O desentendimento entre Silas Malafaia e Bolsonaro parece ter ficado no passado. No dia 20, o pastor gravou um vídeo defendendo o ex-presidente após a revelação de planos para assassinar Alexandre de Moraes, Lula e Alckmin.
Curiosamente, Malafaia não recorre à Bíblia para justificar sua defesa de Bolsonaro e dos demais indiciados, mas ao Código Penal. Em tom de jurista, afirmou: “Não é infração penal imaginar, pensar ou combinar alguma coisa, mesmo que constitua crime, se não houver o início da execução de um delito.” Não cabe aqui discutir se monitorar alvos e portar armas não configuram início de execução; essa tarefa caberá aos juristas.
A paixão política cegou Malafaia e o fez desprezar aquilo que ele frequentemente diz defender: a tradição judaico-cristã. Foi em nome dessa herança que ele já condenou a união civil entre pessoas do mesmo sexo. No entanto, sua devoção a Bolsonaro parece tê-lo feito esquecer o sexto mandamento: “Não matarás.”

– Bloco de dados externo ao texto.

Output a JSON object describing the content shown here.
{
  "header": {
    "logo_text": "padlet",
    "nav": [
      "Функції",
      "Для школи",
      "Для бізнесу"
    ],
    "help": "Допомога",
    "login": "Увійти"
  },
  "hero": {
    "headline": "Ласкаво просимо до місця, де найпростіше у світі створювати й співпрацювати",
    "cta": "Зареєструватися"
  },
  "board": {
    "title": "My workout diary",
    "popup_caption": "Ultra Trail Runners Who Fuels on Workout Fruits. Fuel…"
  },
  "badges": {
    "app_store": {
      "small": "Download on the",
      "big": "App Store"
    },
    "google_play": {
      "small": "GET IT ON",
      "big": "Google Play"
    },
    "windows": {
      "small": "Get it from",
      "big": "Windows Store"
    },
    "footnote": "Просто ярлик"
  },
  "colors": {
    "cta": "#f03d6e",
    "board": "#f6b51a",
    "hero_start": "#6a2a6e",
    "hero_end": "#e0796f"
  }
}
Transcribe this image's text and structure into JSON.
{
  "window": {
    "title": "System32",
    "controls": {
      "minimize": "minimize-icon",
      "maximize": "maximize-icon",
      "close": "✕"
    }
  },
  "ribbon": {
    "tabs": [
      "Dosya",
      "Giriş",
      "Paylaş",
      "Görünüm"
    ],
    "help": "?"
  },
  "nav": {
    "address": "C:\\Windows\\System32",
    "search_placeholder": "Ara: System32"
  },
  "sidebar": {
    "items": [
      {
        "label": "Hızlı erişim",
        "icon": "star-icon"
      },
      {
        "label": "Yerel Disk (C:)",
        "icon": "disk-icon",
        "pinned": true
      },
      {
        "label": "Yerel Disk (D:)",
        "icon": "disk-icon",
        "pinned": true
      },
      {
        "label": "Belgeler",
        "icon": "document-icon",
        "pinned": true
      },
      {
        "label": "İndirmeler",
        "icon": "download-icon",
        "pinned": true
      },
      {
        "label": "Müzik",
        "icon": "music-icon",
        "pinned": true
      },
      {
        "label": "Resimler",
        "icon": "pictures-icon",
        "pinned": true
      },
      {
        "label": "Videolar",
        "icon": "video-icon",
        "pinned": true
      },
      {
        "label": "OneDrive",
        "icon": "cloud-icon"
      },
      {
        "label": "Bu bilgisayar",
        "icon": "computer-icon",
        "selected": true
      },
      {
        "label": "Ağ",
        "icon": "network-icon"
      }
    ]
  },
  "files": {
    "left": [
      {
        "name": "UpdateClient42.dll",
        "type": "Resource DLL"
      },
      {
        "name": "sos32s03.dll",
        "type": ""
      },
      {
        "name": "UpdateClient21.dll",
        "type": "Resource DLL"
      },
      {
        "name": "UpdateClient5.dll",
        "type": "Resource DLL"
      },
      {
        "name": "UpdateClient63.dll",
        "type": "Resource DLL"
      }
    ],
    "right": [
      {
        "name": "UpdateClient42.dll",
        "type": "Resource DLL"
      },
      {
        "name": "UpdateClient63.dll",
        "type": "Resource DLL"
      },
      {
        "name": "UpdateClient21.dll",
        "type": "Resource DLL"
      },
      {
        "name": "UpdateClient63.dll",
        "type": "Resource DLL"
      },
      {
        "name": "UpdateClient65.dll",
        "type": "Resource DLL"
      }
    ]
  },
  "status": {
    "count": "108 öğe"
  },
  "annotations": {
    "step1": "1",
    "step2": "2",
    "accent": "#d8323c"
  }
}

Mais espantoso é ouvir um pastor ignorar completamente as palavras de Jesus no Sermão da Montanha para minimizar a gravidade dos assassinatos planejados. Ao ecoar o senador Flávio Bolsonaro e afirmar que “pensar em matar alguém não é crime”, Malafaia contradiz uma das contribuições mais valiosas do cristianismo à civilização: a ênfase na moralidade interna. Jesus ensinou: “Porque de dentro, do coração dos homens, é que procedem os maus desígnios, a prostituição, os furtos, os homicídios, os adultérios…” (Marcos 7:21).
Espera-se que pastores falem sobre o que é pecado, não sobre tecnicalidades legais. No entanto, Malafaia, sempre vocal sobre pecados como homossexualidade, aborto e feminismo, silencia sobre o pecado da cogitação de assassinato. Isso é especialmente grave, considerando o papel central do cristianismo em promover a paz, alicerçada na transformação da subjetividade humana.
Jesus ensinou: “Ouvistes que foi dito aos antigos: Não matarás; e: Quem matar estará sujeito a julgamento. Eu, porém, vos digo que todo aquele que se irar contra seu irmão estará sujeito a julgamento…” (Mateus 5:21-22). João Calvino, reformador do século 16, observou que, embora seja a mão que comete o assassinato, é o coração que o concebe. Segundo ele, o sexto mandamento é uma regra tanto para o coração quanto para a mão. Antes de se consumar num ato, o assassinato nasce como pensamento. Pastores deveriam ensinar que cogitar um crime é um pecado grave, não perder tempo justificando tecnicalidades.
Ao normalizar pensamentos de assassinato contra inimigos políticos, renuncia-se ao ideal ético estabelecido por Jesus de Nazaré. Essa banalização não apenas alimenta uma cultura de violência, mas também contraria o evangelho.
O Messias seguido pelos cristãos foi vítima de prisão arbitrária, tortura, julgamento político parcial e morte violenta. Jair Messias Bolsonaro construiu sua carreira política exaltando torturadores e ridicularizando vítimas da ditadura. A defesa que Malafaia faz do “Messias Bolsonaro” expõe a degradação política e religiosa que marca nossos tempos.